Tahlequah, as the mother has come to be called, gave birth on July 25 in what should have been a happy milestone for her long-suffering clan.
As Allyson Chiu wrote for The Washington Post, the pod of killer whales that roams between Vancouver and San Juan Island has dwindled to 75 members over the decades. The cause is no mystery: Humans have netted up the whales’ salmon, driven ships through their hunting lanes and polluted their water, to the point that researchers fear Tahlequah’s generation may be the last of her family.
The 400-pound, orange-tinted baby that wriggled out of her that morning was the first live birth in the pod since 2015, Chiu wrote. It lived about half an hour.
People love to anthropomorphize animals, often fallaciously. But studies have found that orcas really do possess high levels of intelligence and empathy, and emotions that may not be totally alien to our own.

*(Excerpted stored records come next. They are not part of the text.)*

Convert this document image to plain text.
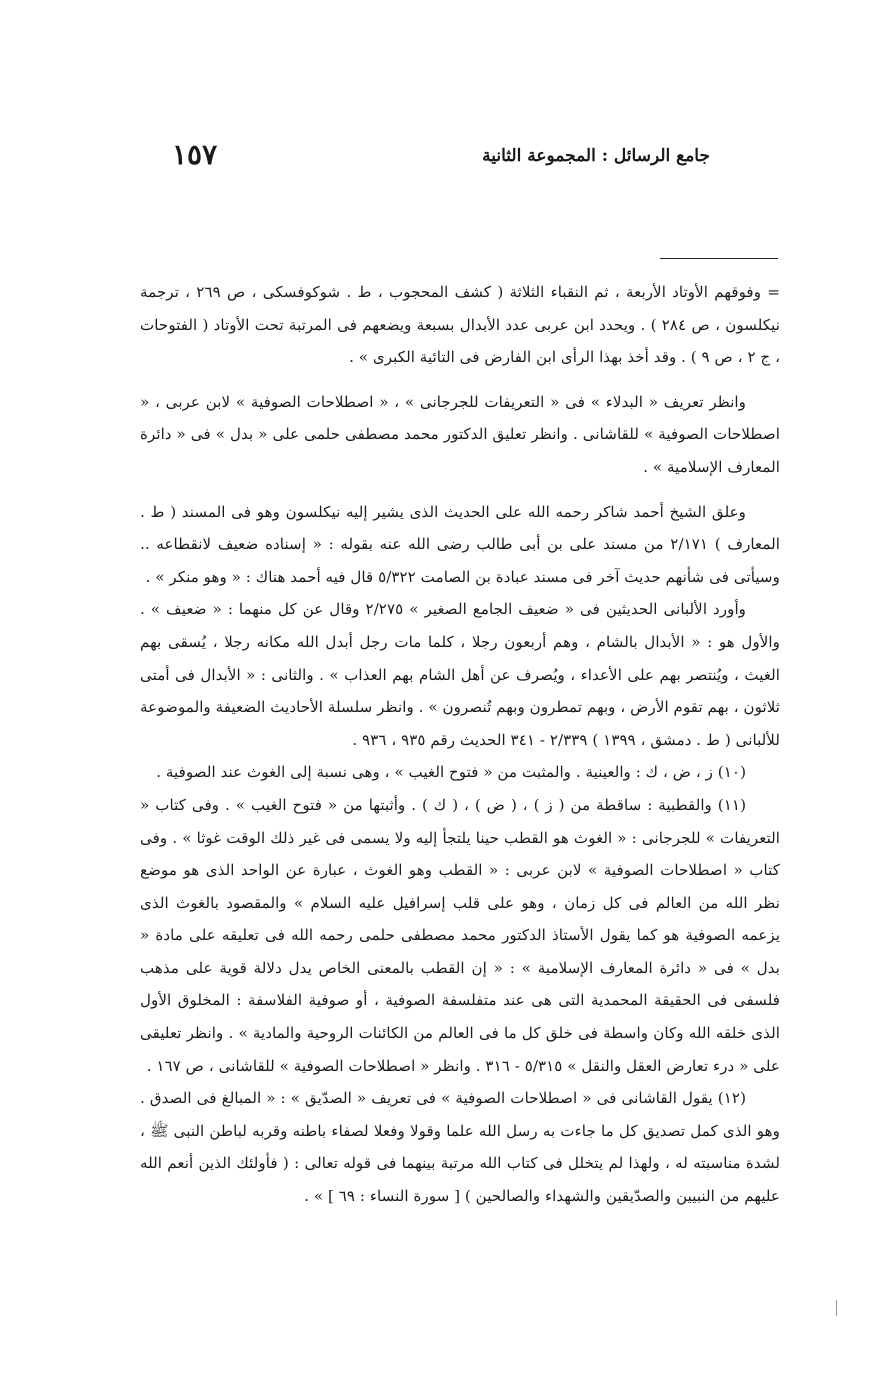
١٥٧	جامع الرسائل : المجموعة الثانية

= وفوقهم الأوتاد الأربعة ، ثم النقباء الثلاثة ( كشف المحجوب ، ط . شوكوفسكى ، ص ٢٦٩ ، ترجمة نيكلسون ، ص ٢٨٤ ) . ويحدد ابن عربى عدد الأبدال بسبعة ويضعهم فى المرتبة تحت الأوتاد ( الفتوحات ، ج ٢ ، ص ٩ ) . وقد أخذ بهذا الرأى ابن الفارض فى التائية الكبرى » .

وانظر تعريف « البدلاء » فى « التعريفات للجرجانى » ، « اصطلاحات الصوفية » لابن عربى ، « اصطلاحات الصوفية » للقاشانى . وانظر تعليق الدكتور محمد مصطفى حلمى على « بدل » فى « دائرة المعارف الإسلامية » .

وعلق الشيخ أحمد شاكر رحمه الله على الحديث الذى يشير إليه نيكلسون وهو فى المسند ( ط . المعارف ) ٢/١٧١ من مسند على بن أبى طالب رضى الله عنه بقوله : « إسناده ضعيف لانقطاعه .. وسيأتى فى شأنهم حديث آخر فى مسند عبادة بن الصامت ٥/٣٢٢ قال فيه أحمد هناك : « وهو منكر » .

وأورد الألبانى الحديثين فى « ضعيف الجامع الصغير » ٢/٢٧٥ وقال عن كل منهما : « ضعيف » . والأول هو : « الأبدال بالشام ، وهم أربعون رجلا ، كلما مات رجل أبدل الله مكانه رجلا ، يُسقى بهم الغيث ، ويُنتصر بهم على الأعداء ، ويُصرف عن أهل الشام بهم العذاب » . والثانى : « الأبدال فى أمتى ثلاثون ، بهم تقوم الأرض ، وبهم تمطرون وبهم تُنصرون » . وانظر سلسلة الأحاديث الضعيفة والموضوعة للألبانى ( ط . دمشق ، ١٣٩٩ ) ٢/٣٣٩ - ٣٤١ الحديث رقم ٩٣٥ ، ٩٣٦ .

(١٠) ز ، ض ، ك : والعينية . والمثبت من « فتوح الغيب » ، وهى نسبة إلى الغوث عند الصوفية .

(١١) والقطبية : ساقطة من ( ز ) ، ( ض ) ، ( ك ) . وأثبتها من « فتوح الغيب » . وفى كتاب « التعريفات » للجرجانى : « الغوث هو القطب حينا يلتجأ إليه ولا يسمى فى غير ذلك الوقت غوثا » . وفى كتاب « اصطلاحات الصوفية » لابن عربى : « القطب وهو الغوث ، عبارة عن الواحد الذى هو موضع نظر الله من العالم فى كل زمان ، وهو على قلب إسرافيل عليه السلام » والمقصود بالغوث الذى يزعمه الصوفية هو كما يقول الأستاذ الدكتور محمد مصطفى حلمى رحمه الله فى تعليقه على مادة « بدل » فى « دائرة المعارف الإسلامية » : « إن القطب بالمعنى الخاص يدل دلالة قوية على مذهب فلسفى فى الحقيقة المحمدية التى هى عند متفلسفة الصوفية ، أو صوفية الفلاسفة : المخلوق الأول الذى خلقه الله وكان واسطة فى خلق كل ما فى العالم من الكائنات الروحية والمادية » . وانظر تعليقى على « درء تعارض العقل والنقل » ٥/٣١٥ - ٣١٦ . وانظر « اصطلاحات الصوفية » للقاشانى ، ص ١٦٧ .

(١٢) يقول القاشانى فى « اصطلاحات الصوفية » فى تعريف « الصدّيق » : « المبالغ فى الصدق . وهو الذى كمل تصديق كل ما جاءت به رسل الله علما وقولا وفعلا لصفاء باطنه وقربه لباطن النبى ﷺ ، لشدة مناسبته له ، ولهذا لم يتخلل فى كتاب الله مرتبة بينهما فى قوله تعالى : ( فأولئك الذين أنعم الله عليهم من النبيين والصدّيقين والشهداء والصالحين ) [ سورة النساء : ٦٩ ] » .
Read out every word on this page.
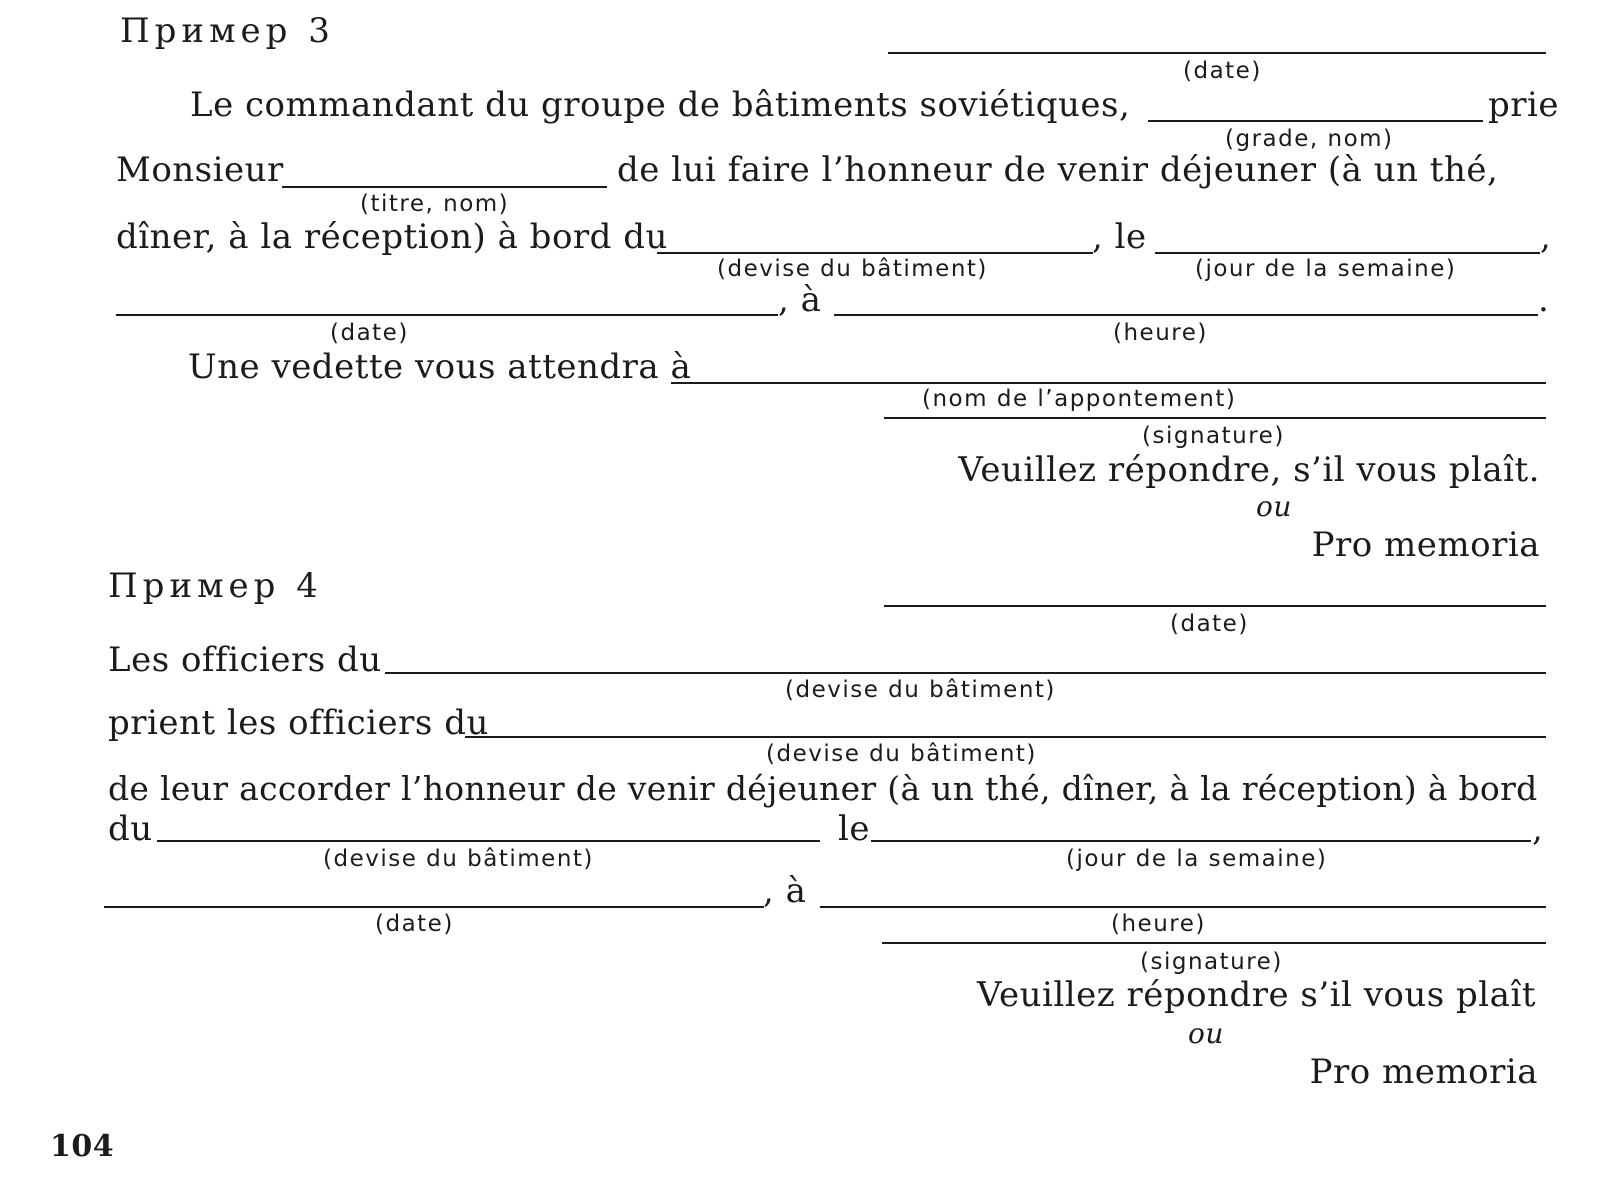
Пример 3
(date)
Le commandant du groupe de bâtiments soviétiques,	prie
(grade, nom)
Monsieur	de lui faire l’honneur de venir déjeuner (à un thé,
(titre, nom)
dîner, à la réception) à bord du	, le	,
(devise du bâtiment)	(jour de la semaine)
, à	.
(date)	(heure)
Une vedette vous attendra à
(nom de l’appontement)
(signature)
Veuillez répondre, s’il vous plaît.
ou
Pro memoria
Пример 4
(date)
Les officiers du
(devise du bâtiment)
prient les officiers du
(devise du bâtiment)
de leur accorder l’honneur de venir déjeuner (à un thé, dîner, à la réception) à bord
du	le	,
(devise du bâtiment)	(jour de la semaine)
, à
(date)	(heure)
(signature)
Veuillez répondre s’il vous plaît
ou
Pro memoria
104
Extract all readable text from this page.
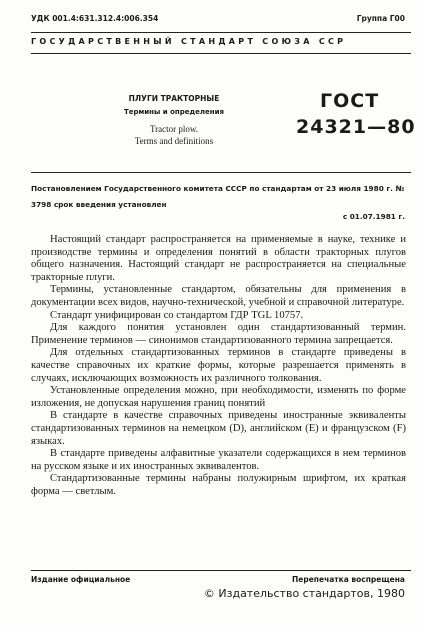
УДК 001.4:631.312.4:006.354	Группа Г00
ГОСУДАРСТВЕННЫЙ СТАНДАРТ СОЮЗА ССР
ПЛУГИ ТРАКТОРНЫЕ
Термины и определения
Tractor plow.
Terms and definitions
ГОСТ
24321—80
Постановлением Государственного комитета СССР по стандартам от 23 июля 1980 г. № 3798 срок введения установлен
с 01.07.1981 г.

Настоящий стандарт распространяется на применяемые в науке, технике и производстве термины и определения понятий в области тракторных плугов общего назначения. Настоящий стандарт не распространяется на специальные тракторные плуги.

Термины, установленные стандартом, обязательны для применения в документации всех видов, научно-технической, учебной и справочной литературе.

Стандарт унифицирован со стандартом ГДР TGL 10757.

Для каждого понятия установлен один стандартизованный термин. Применение терминов — синонимов стандартизованного термина запрещается.

Для отдельных стандартизованных терминов в стандарте приведены в качестве справочных их краткие формы, которые разрешается применять в случаях, исключающих возможность их различного толкования.

Установленные определения можно, при необходимости, изменять по форме изложения, не допуская нарушения границ понятий

В стандарте в качестве справочных приведены иностранные эквиваленты стандартизованных терминов на немецком (D), английском (E) и французском (F) языках.

В стандарте приведены алфавитные указатели содержащихся в нем терминов на русском языке и их иностранных эквивалентов.

Стандартизованные термины набраны полужирным шрифтом, их краткая форма — светлым.

Издание официальное	Перепечатка воспрещена
© Издательство стандартов, 1980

So, when Tahlequah did not let her emaciated calf sink to the bottom of the Pacific, but rather balanced it on her head and pushed it along as she followed her pod, researchers thought they understood what was happening.
“You cannot interpret it any other way,” Deborah Giles, a killer whale biologist with the University of Washington, told Chiu. “This is an animal that is grieving for its dead baby, and she doesn’t want to let it go. She’s not ready.”